Il dolore arriva su un fianco nella parte bassa della schiena ma può essere su entrambi i lati, va e viene peggiorando nel tempo. Altri sintomi sono il dolore quando si urina, vomito e nausea, sensazione di urinare poco e doverlo fare spesso, stitichezza, meteorismo e dolori addominali frequenti. Se ci sono anche febbre e brividi potrebbe essere in corso un’infezione.

E’ un disturbo a prevalenza maschile.

Il 10% della popolazione maschile ne soffre, le donne invece hanno gli estrogeni che le proteggono. Chi l’ha avuta corre il rischio di andare incontro a recidive, anche ripetute.

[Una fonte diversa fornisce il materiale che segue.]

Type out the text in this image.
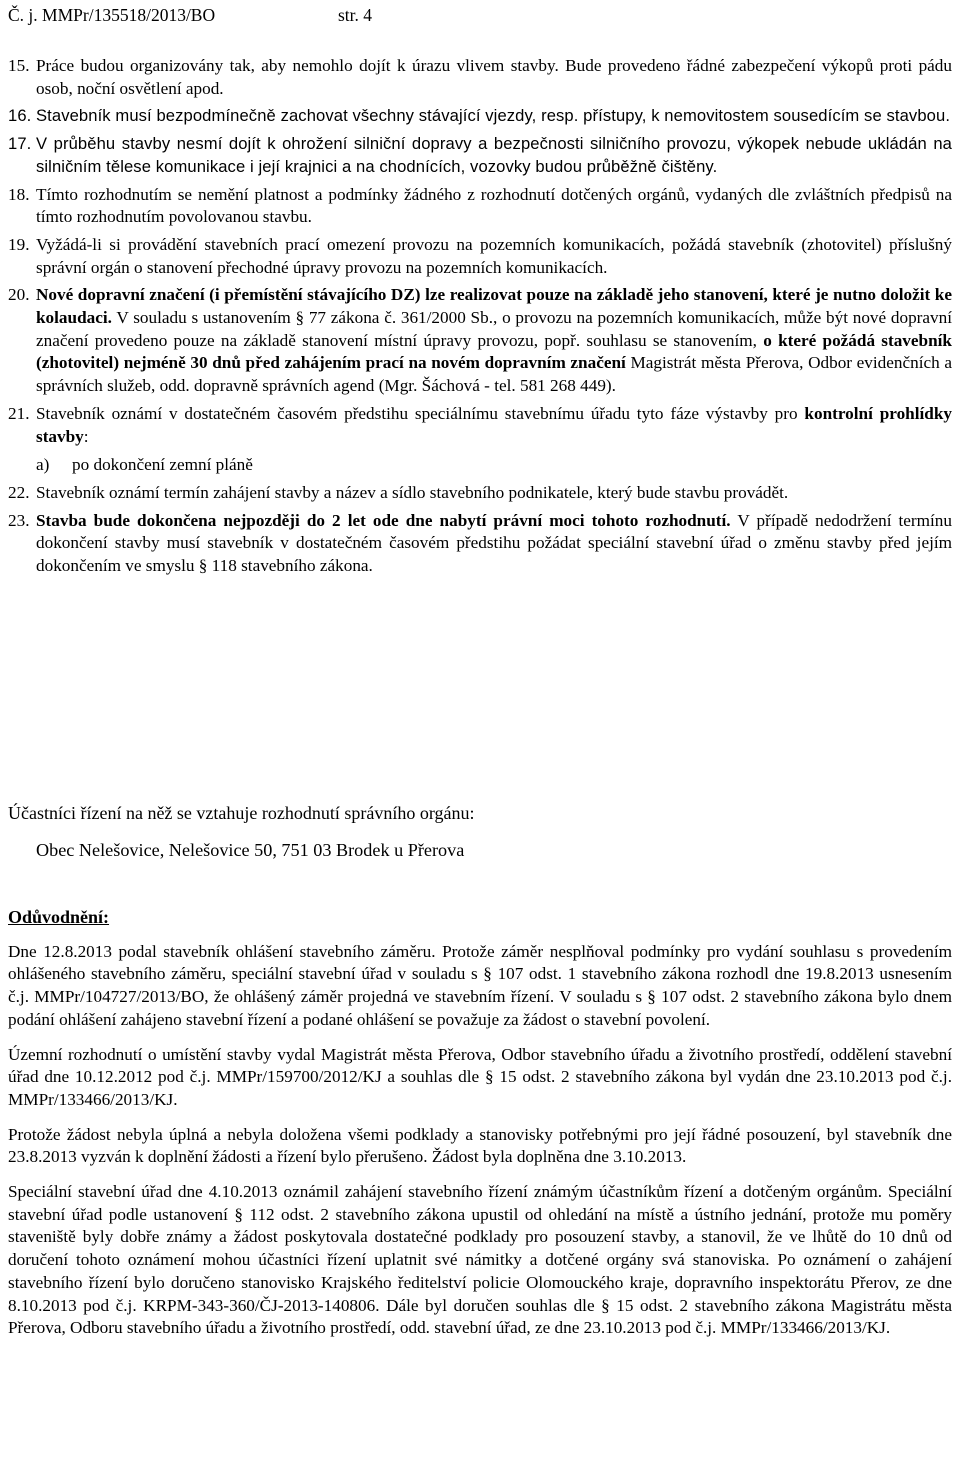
Č. j. MMPr/135518/2013/BO	str. 4
15. Práce budou organizovány tak, aby nemohlo dojít k úrazu vlivem stavby. Bude provedeno řádné zabezpečení výkopů proti pádu osob, noční osvětlení apod.
16. Stavebník musí bezpodmínečně zachovat všechny stávající vjezdy, resp. přístupy, k nemovitostem sousedícím se stavbou.
17. V průběhu stavby nesmí dojít k ohrožení silniční dopravy a bezpečnosti silničního provozu, výkopek nebude ukládán na silničním tělese komunikace i její krajnici a na chodnících, vozovky budou průběžně čištěny.
18. Tímto rozhodnutím se nemění platnost a podmínky žádného z rozhodnutí dotčených orgánů, vydaných dle zvláštních předpisů na tímto rozhodnutím povolovanou stavbu.
19. Vyžádá-li si provádění stavebních prací omezení provozu na pozemních komunikacích, požádá stavebník (zhotovitel) příslušný správní orgán o stanovení přechodné úpravy provozu na pozemních komunikacích.
20. Nové dopravní značení (i přemístění stávajícího DZ) lze realizovat pouze na základě jeho stanovení, které je nutno doložit ke kolaudaci. V souladu s ustanovením § 77 zákona č. 361/2000 Sb., o provozu na pozemních komunikacích, může být nové dopravní značení provedeno pouze na základě stanovení místní úpravy provozu, popř. souhlasu se stanovením, o které požádá stavebník (zhotovitel) nejméně 30 dnů před zahájením prací na novém dopravním značení Magistrát města Přerova, Odbor evidenčních a správních služeb, odd. dopravně správních agend (Mgr. Šáchová - tel. 581 268 449).
21. Stavebník oznámí v dostatečném časovém předstihu speciálnímu stavebnímu úřadu tyto fáze výstavby pro kontrolní prohlídky stavby:
a) po dokončení zemní pláně
22. Stavebník oznámí termín zahájení stavby a název a sídlo stavebního podnikatele, který bude stavbu provádět.
23. Stavba bude dokončena nejpozději do 2 let ode dne nabytí právní moci tohoto rozhodnutí. V případě nedodržení termínu dokončení stavby musí stavebník v dostatečném časovém předstihu požádat speciální stavební úřad o změnu stavby před jejím dokončením ve smyslu § 118 stavebního zákona.
Účastníci řízení na něž se vztahuje rozhodnutí správního orgánu:
Obec Nelešovice, Nelešovice 50, 751 03 Brodek u Přerova
Odůvodnění:

Dne 12.8.2013 podal stavebník ohlášení stavebního záměru. Protože záměr nesplňoval podmínky pro vydání souhlasu s provedením ohlášeného stavebního záměru, speciální stavební úřad v souladu s § 107 odst. 1 stavebního zákona rozhodl dne 19.8.2013 usnesením č.j. MMPr/104727/2013/BO, že ohlášený záměr projedná ve stavebním řízení. V souladu s § 107 odst. 2 stavebního zákona bylo dnem podání ohlášení zahájeno stavební řízení a podané ohlášení se považuje za žádost o stavební povolení.

Územní rozhodnutí o umístění stavby vydal Magistrát města Přerova, Odbor stavebního úřadu a životního prostředí, oddělení stavební úřad dne 10.12.2012 pod č.j. MMPr/159700/2012/KJ a souhlas dle § 15 odst. 2 stavebního zákona byl vydán dne 23.10.2013 pod č.j. MMPr/133466/2013/KJ.

Protože žádost nebyla úplná a nebyla doložena všemi podklady a stanovisky potřebnými pro její řádné posouzení, byl stavebník dne 23.8.2013 vyzván k doplnění žádosti a řízení bylo přerušeno. Žádost byla doplněna dne 3.10.2013.

Speciální stavební úřad dne 4.10.2013 oznámil zahájení stavebního řízení známým účastníkům řízení a dotčeným orgánům. Speciální stavební úřad podle ustanovení § 112 odst. 2 stavebního zákona upustil od ohledání na místě a ústního jednání, protože mu poměry staveniště byly dobře známy a žádost poskytovala dostatečné podklady pro posouzení stavby, a stanovil, že ve lhůtě do 10 dnů od doručení tohoto oznámení mohou účastníci řízení uplatnit své námitky a dotčené orgány svá stanoviska. Po oznámení o zahájení stavebního řízení bylo doručeno stanovisko Krajského ředitelství policie Olomouckého kraje, dopravního inspektorátu Přerov, ze dne 8.10.2013 pod č.j. KRPM-343-360/ČJ-2013-140806. Dále byl doručen souhlas dle § 15 odst. 2 stavebního zákona Magistrátu města Přerova, Odboru stavebního úřadu a životního prostředí, odd. stavební úřad, ze dne 23.10.2013 pod č.j. MMPr/133466/2013/KJ.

E’ sempre consigliabile fare molta attenzione al proprio stile di vita ma nel caso delle coliche renali estive diventa ancora più importante. Bisogna curare l’alimentazione preferendo i vegetali ricchi di potassio, ridurre le carni bianche ed evitare le rosse, molta acqua, poco sale, bere succo di limone e mantenere il peso corporeo nella norma.

Le ore più favorevoli per l’insorgenza della colica sono quelle della notte fino alle prime ore del mattino, in cui l’urina raggiunge il massimo grado di concentrazione, per contrastarla, l’unico modo è bere almeno mezzo litro d’acqua prima di andare a dormire.

Non tutti i liquidi sono uguali. 

Per prevenire questo problema è meglio bere succo di arancia oppure acque oligominerali o minimamente mineralizzate per ridurre l’apporto di sodio e di calcio, ed è meglio evitare di bere troppe bevande gassate e zuccherate, una lattina a settimana è la dose consigliata.

Per capire se si è correttamente idratati basta osservare le proprie urine, se il colore è giallo pallido sono corrette, se il giallo è scuro o marrone significa che sono troppo concentrate, è meglio bere di più.